A 25-year-old just sold his company to Elon for $60 billion.
— Viaano (@viaanos) June 16, 2026
It was built on top of the same lab that tried to bury it.
Meet Michael Truell, CEO of Cursor.
He didn't pay himself a salary for years.
He made job candidates run unpaid "work trials" - one lasted nearly a… pic.twitter.com/AmYRtJR8ap
The SpaceX Acquisition Confirmed
SpaceX has agreed to acquire Anysphere, the software firm behind Cursor, for $60 billion (£44.6 billion) in an all-stock deal. The move bolsters Elon Musk's ambitions in artificial intelligence and gives his rocket company a major foothold in the AI coding race. SpaceX expects the merger to close during the third quarter of 2026.

Anthropic chief executive Dario Amodei said AI coding is 'the next frontier' following the acquisition announcement, according to MarketWatch. The deal would mark the highest sum ever paid for a productivity AI tool, according to Arveum Capital Partners. It represents one of the most significant AI acquisitions in recent history.
UK Tech Sector Impact and Future Plans
For British tech workers, Truell's rise signals AI will reshape software development.
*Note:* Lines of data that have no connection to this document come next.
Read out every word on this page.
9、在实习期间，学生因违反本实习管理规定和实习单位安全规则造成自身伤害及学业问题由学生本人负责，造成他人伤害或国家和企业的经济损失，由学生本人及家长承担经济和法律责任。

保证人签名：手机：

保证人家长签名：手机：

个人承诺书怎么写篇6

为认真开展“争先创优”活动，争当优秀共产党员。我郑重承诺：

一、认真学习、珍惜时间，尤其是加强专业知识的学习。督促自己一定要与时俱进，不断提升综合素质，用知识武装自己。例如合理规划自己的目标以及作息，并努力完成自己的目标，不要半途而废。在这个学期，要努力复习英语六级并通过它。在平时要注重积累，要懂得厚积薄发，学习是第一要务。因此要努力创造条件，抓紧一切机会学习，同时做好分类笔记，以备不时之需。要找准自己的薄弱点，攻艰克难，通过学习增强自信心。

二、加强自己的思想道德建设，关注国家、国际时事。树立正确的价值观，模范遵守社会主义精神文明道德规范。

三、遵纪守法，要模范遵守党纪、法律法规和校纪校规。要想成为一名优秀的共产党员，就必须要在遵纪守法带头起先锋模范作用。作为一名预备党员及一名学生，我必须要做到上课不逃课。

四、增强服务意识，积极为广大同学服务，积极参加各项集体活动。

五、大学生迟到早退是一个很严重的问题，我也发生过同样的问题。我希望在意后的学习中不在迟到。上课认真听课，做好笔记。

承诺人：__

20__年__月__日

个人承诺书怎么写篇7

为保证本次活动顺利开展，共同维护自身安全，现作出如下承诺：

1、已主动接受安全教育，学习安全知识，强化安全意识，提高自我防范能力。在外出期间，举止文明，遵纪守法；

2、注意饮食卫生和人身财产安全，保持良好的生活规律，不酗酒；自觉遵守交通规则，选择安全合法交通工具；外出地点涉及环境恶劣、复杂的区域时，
Cursor's AI predicts code users will write next, potentially reducing junior developer roles. UK software companies may face pressure to adopt similar tools or risk losing competitive advantage.
Cursor CEO Michael Truell says the two firms have lots to do together and expresses excitement about joining forces with SpaceX. The company has developed an internal AI help desk that handles 80 per cent of its employees' support tickets. The merger creates further opportunities through xAI's Colossus supercomputer for distribution and computing power.
Cursor had previously raised a $60 million (£44.6 million) funding round in June 2024 before its valuation skyrocketed from $2.5 billion (£1.9 billion) to $30 billion (£22.3 billion) in a single year by end of 2025. The company had already propelled itself forward in the AI coding race before the acquisition was completed.